Kier shrugged with his good shoulder.
“It has been too long since we met like this,” Cleoc continued. “Since we spoke sensibly and peacefully.”
“I have no interest in your speeches,” Luthos said shortly.
“Then present your terms,” Torrin said, “and we can move on.”
Luthos and Epras exchanged a glance, and Grey was not sure what to read in it.
She glanced at Kier again, but he was staring at the ground at her feet, his face unchanged.
She reached for him with a tether, as if she could push all effects of the drug away with the force of her mind alone.
She kept her hand resting lightly on the pommel of her sword, not quite able to calm her racing heart.
“We have found and recovered Severin, the lost heir to Locke,” Epras said. “As such, the High Lord shall restore his Isle, take a consort from my court and continue the line of Locke in the name of Epras.”
Torrin looked at Luthos—who was much younger than the other sovereign, Grey remembered, only a few years into his reign. “And you agreed to this?” he asked, incredulous. “You allied with Epras, and yet will allow him to seize control of power?”
“Epras is capable of seeing reason,” Luthos said flatly. “Unlike others.”
“All those years, and the heir was right under your nose,” Epras said, his tone dripping with contempt. “All those years, and the power could’ve been yours.”
“It was never the power I wanted,” Torrin said.
“Gentlemen,” Cleoc cut in.
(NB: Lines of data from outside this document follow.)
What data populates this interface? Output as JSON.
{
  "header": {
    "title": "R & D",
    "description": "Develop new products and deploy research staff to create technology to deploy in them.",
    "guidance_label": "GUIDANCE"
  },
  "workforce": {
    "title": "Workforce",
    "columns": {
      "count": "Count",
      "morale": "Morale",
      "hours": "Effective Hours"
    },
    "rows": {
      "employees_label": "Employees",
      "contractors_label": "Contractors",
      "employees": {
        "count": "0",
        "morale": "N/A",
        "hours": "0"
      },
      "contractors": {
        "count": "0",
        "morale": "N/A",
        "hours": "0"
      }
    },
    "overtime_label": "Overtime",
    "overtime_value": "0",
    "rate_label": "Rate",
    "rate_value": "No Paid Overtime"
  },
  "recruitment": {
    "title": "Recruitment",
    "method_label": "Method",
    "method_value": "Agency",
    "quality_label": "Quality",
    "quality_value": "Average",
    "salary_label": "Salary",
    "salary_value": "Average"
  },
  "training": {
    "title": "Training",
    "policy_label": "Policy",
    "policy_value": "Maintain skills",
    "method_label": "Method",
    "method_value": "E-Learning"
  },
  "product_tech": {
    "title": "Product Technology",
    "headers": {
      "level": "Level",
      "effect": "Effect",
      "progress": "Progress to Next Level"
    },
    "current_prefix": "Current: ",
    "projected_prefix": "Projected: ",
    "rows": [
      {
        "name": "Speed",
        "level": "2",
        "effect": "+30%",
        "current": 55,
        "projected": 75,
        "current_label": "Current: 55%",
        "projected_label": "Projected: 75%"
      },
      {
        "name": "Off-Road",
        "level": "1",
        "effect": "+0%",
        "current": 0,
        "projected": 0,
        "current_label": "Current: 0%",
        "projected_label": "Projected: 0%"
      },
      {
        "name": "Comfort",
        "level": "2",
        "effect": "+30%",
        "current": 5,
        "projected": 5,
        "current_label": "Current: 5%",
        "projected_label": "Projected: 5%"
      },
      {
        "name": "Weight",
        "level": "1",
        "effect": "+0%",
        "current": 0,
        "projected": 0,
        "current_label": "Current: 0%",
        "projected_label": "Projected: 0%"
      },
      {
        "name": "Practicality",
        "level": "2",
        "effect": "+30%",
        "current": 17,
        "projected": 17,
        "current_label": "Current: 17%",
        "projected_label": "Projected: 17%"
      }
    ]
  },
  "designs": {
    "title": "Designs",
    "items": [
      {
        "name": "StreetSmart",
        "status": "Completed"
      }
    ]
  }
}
She turned her gaze to Epras. “It is not your role to rule Locke. He may be your prisoner now, but what happens if he kills your bride? Controlling power is not so easy.”
“Not if he’s bound to his bride,” Epras said, “as is the Isle’s custom.”
Cleoc sighed. Grey tried again for a tether, forcing through the fog of the breakbloom that clouded Kier’s system. Nothing.
“It looks like you have made up your mind, then,” Cleoc said. “Locke shall be restored, and Epras shall rule. But I will raze your Isle. I will kill your bride. I will destroy everything you create, Epras.”
Cleoc had never reminded Grey so much of her own mother. Not for the first time, she wondered if this was what the throne did to women like them.